Viewing Results¶
TruLens provides a broad set of capabilities for evaluating and tracking applications. In addition, TruLens ships with native tools for examining traces and evaluations in the form of a complete dashboard, and components that can be added to streamlit apps.
TruLens Dashboard¶
To view and examine application logs and feedback results, TruLens provides a built-in Streamlit dashboard. That app has two pages, the Leaderboard which displays aggregate feedback results and metadata for each application version, and the Evaluations page where you can more closely examine individual traces and feedback results. This dashboard is launched by run_dashboard, and will run from a database url you specify with TruSession().
Launch the TruLens dashboard
from trulens.dashboard import run_dashboard
session = TruSession(database_url = ...) # or default.sqlite by default
run_dashboard(session)
By default, the dashboard will find and run on an unused port number. You can also specify a port number for the dashboard to run on. The function will output a link where the dashboard is running.
Specify a port
from trulens.dashboard import run_dashboard
run_dashboard(port=8502)
Note
If you are running in Google Colab, run_dashboard()
will output a tunnel website and IP address that can be entered into the tunnel website.
Streamlit Components¶
In addition to the complete dashboard, several of the dashboard components can be used on their own and added to existing Streamlit dashboards.
Streamlit is an easy way to create python scripts into shareable web applications, and has become a popular way to interact with generative AI technology. Several TruLens UI components are now accessible for adding to Streamlit dashboards using the TruLens Streamlit module.
Consider the below app.py
which consists of a simple RAG application that is already logged and evaluated with TruLens. Notice in particular, that we are getting both the application's response
and record
.
Simple Streamlit app with TruLens
import streamlit as st
from trulens.core import TruSession
from base import rag # a rag app with a query method
from base import tru_rag # a rag app wrapped by trulens
session = TruSession()
def generate_and_log_response(input_text):
with tru_rag as recording:
response = rag.query(input_text)
record = recording.get()
return record, response
with st.form("my_form"):
text = st.text_area("Enter text:", "How do I launch a streamlit app?")
submitted = st.form_submit_button("Submit")
if submitted:
record, response = generate_and_log_response(text)
st.info(response)
With the record
in hand, we can easily add TruLens components to display the evaluation results of the provided record using trulens_feedback. This will display the TruLens feedback result clickable pills as the feedback is available.
Display feedback results
from trulens.dashboard import streamlit as trulens_st
if submitted:
trulens_st.trulens_feedback(record=record)

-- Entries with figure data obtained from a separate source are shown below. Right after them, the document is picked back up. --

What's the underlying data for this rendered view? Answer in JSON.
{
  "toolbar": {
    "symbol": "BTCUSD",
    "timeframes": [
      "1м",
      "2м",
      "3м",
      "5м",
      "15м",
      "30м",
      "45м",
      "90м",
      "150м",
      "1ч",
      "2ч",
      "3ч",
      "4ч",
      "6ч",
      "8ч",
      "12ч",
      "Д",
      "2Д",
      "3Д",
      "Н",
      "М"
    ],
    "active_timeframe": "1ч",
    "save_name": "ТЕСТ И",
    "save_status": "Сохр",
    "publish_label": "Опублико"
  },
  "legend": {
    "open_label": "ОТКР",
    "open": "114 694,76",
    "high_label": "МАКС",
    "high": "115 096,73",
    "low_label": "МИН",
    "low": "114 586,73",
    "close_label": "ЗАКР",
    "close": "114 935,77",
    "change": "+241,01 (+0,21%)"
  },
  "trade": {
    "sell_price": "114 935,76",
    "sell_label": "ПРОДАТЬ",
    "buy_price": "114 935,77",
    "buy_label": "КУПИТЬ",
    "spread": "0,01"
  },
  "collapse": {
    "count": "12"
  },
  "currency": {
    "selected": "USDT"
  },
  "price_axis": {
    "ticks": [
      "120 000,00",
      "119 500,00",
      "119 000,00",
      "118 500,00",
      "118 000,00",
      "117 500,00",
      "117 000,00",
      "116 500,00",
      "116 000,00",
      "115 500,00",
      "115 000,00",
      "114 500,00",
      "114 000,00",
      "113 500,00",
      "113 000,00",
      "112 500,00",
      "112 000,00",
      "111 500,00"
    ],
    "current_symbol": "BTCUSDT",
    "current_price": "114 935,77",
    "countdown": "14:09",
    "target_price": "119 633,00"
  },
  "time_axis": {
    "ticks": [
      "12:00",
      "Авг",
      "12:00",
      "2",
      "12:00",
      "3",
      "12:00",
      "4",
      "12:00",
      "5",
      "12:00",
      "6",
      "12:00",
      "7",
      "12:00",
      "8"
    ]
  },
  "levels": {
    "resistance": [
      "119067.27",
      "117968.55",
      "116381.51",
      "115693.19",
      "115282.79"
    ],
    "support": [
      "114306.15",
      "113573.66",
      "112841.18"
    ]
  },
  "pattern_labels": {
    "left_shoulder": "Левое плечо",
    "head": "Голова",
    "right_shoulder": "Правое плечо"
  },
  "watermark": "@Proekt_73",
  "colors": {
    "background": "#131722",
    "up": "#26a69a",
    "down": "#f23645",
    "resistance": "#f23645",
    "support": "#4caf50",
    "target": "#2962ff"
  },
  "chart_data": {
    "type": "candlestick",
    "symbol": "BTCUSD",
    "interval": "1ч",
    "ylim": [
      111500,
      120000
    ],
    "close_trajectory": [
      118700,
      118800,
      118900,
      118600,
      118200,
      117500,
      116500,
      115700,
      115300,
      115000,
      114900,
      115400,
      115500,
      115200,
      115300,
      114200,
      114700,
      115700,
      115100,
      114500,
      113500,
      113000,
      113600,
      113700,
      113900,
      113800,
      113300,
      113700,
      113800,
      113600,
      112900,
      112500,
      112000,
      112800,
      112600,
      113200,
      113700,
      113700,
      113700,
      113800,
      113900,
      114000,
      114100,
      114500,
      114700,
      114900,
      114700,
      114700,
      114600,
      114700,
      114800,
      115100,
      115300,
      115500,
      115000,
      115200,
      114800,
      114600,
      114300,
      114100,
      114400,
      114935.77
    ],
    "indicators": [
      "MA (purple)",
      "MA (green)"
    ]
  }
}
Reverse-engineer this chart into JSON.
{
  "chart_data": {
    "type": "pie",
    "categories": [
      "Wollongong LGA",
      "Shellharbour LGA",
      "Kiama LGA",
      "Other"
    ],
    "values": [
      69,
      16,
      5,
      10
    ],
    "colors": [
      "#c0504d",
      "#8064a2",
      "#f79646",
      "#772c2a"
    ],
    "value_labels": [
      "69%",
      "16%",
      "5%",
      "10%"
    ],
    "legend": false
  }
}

In addition to the feedback results, we can also display the record's trace to help with debugging using trulens_trace from the TruLens streamlit module.
Display the trace
from trulens.dashboard import streamlit as trulens_st
if submitted:
trulens_st.trulens_trace(record=record)
Last, we can also display the TruLens leaderboard using trulens_leaderboard from the TruLens streamlit module to understand the aggregate performance across application versions.
Display the application leaderboard
from trulens.dashboard import streamlit as trulens_st
trulens_st.trulens_leaderboard()
In combination, the streamlit components allow you to make evaluation front-and-center in your app. This is particularly useful for developer playground use cases, or to ensure users of app reliability.